George Sand – best paid author

George Sand – best paid author

Amantine Aurora Lucile Dupin de Francueil was the real name of the writer George Sand. She is known as an author who can write an incredible amount (about 40,000 letters). People close to her said that she could write infinitely long and unusually easily. She often criticized the society of then-France. Because it broke social norms, it provoked various reactions. While Nietzsche called her a “fertile writer’s cow,” words of praise came from the pens of great writers such as Balzac, Flaubert, Heinrich Heine, and Dostoevsky.



The writer and critic of the Aurora Society was born on July 1, 1804, in Paris. She came from a family of Saxon elective princes and a Polish king, but from their illegitimate descendants. Her father was a commander in Napoleon’s army, and her mother a seamstress from a bohemian-working class family. After her father’s death, her mother did not take care of her. She was raised by her grandmother according to strict etiquette rules, and at the age of 13 she was sent to a convent for schooling. After her grandmother’s death, she inherited large estates and a hotel in Paris.

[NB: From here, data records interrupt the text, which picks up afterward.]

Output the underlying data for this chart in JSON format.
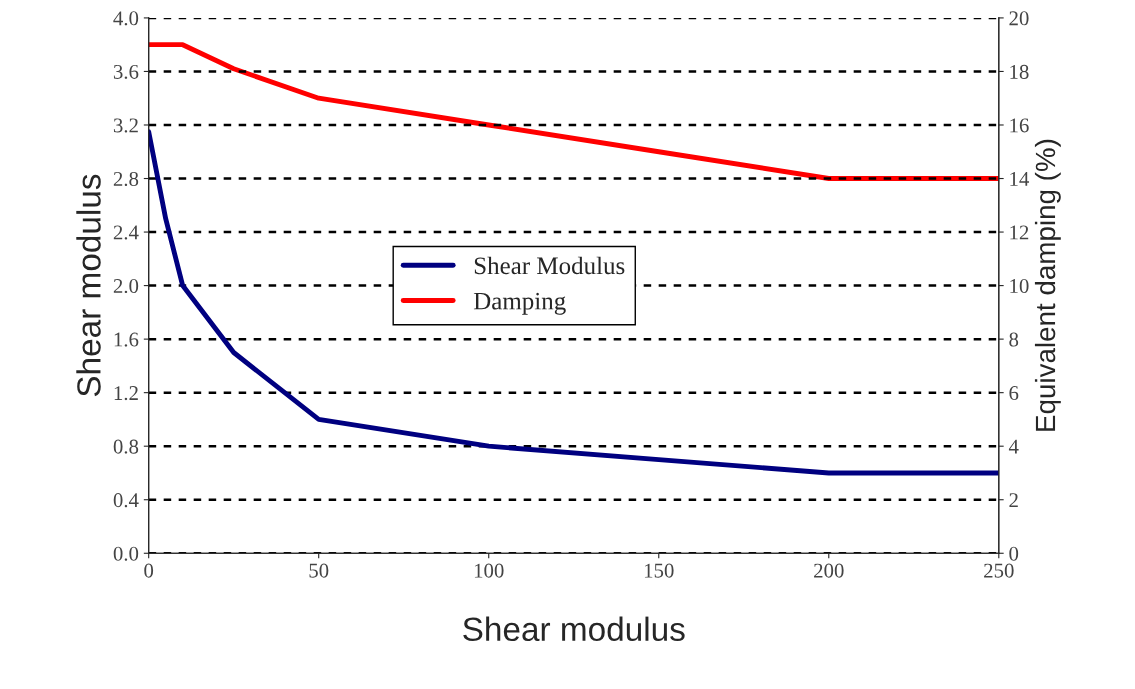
{
  "chart_data": {
    "type": "line",
    "xlabel": "Shear modulus",
    "ylabel": "Shear modulus",
    "y2label": "Equivalent damping (%)",
    "xlim": [
      0,
      250
    ],
    "xticks": [
      0,
      50,
      100,
      150,
      200,
      250
    ],
    "ylim": [
      0,
      4
    ],
    "yticks": [
      {
        "value": 0,
        "label": "0.0"
      },
      0.4,
      0.8,
      1.2,
      1.6,
      {
        "value": 2,
        "label": "2.0"
      },
      2.4,
      2.8,
      3.2,
      3.6,
      {
        "value": 4,
        "label": "4.0"
      }
    ],
    "y2lim": [
      0,
      20
    ],
    "y2ticks": [
      0,
      2,
      4,
      6,
      8,
      10,
      12,
      14,
      16,
      18,
      20
    ],
    "grid": "y",
    "legend": "center",
    "line_style": "solid",
    "series": [
      {
        "name": "Shear Modulus",
        "color": "#000080",
        "x": [
          0,
          5,
          10,
          25,
          40,
          50,
          100,
          150,
          200,
          250
        ],
        "values": [
          3.15,
          2.5,
          2.0,
          1.5,
          1.2,
          1.0,
          0.8,
          0.7,
          0.6,
          0.6
        ]
      },
      {
        "name": "Damping",
        "color": "#ff0000",
        "axis": "y2",
        "x": [
          0,
          10,
          25,
          50,
          100,
          150,
          200,
          250
        ],
        "values": [
          19,
          19,
          18.1,
          17,
          16,
          15,
          14,
          14
        ]
      }
    ]
  }
}
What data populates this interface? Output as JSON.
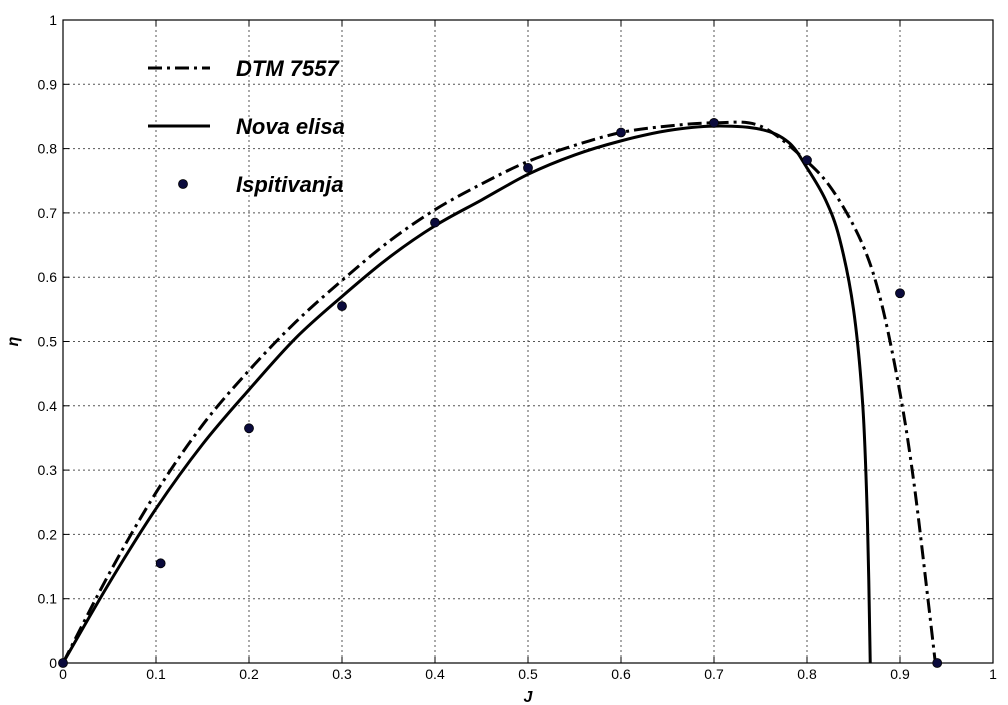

Against her mother’s will, she married a poor lieutenant, Casimir Dudevant, the illegitimate son of a baron, and had two children with him. Due to numerous scandals, the marriage failed in 1836. In 1831, she began writing for the influential daily newspaper Le Figaro. There she collaborated with her lover Jules Sandeau. That is when their novel Rose et Blanche was written. They wrote under the pseudonym J. Sand, from which the male stage name George Sand was derived. Indiana signed her first solo novel under a new pseudonym. Then she started using grammatical forms for the masculine gender when she talked about herself and started wearing men’s clothes. After the novel Lélia (1833) she became famous outside France. She was the highest paid writer of her time. That year began a passionate love affair with Alfred de Musset, but after he fell ill, George Sand fell in love with his doctor Pietro Pagell.

Famous artists often came to her home: writers Honoré de Balzac, Alexandre Dumas, painter Eugène Delacroix, composer Franz Liszt… This is how she met and was in a relationship with Frédéric Chopin. Since her son was suffering from rheumatic disease and Frédéric from tuberculosis, George decided to move with her family to Mallorca. The islanders did not want to accept such an unusual family, so they returned to Paris after three months. She then wrote a travelogue Winter in Mallorca. They broke up in 1847 for unexplained reasons.

George Sand wrote more and more frequently in articles and articles on social problems in France, and in 1841 she founded the Independent Review with Pierre Leroux. In it she published the monumental novel Consuela / La Comtesse de Rudolstadt (1842-1844) in which she described a utopian society without sex and class discrimination.




When the revolution broke out in 1848, she took over the editorial board of the official gazette of the new government. Alexandre Manceau, a copper engraver, became a new life companion. She spent 15 years with them. She was a very caring grandmother and wrote fairy tales to her grandchildren. She spent the last ten years of her life in close friendship with the writer Gustave Flaubert. She died on her estate in Nohant at the age of 72.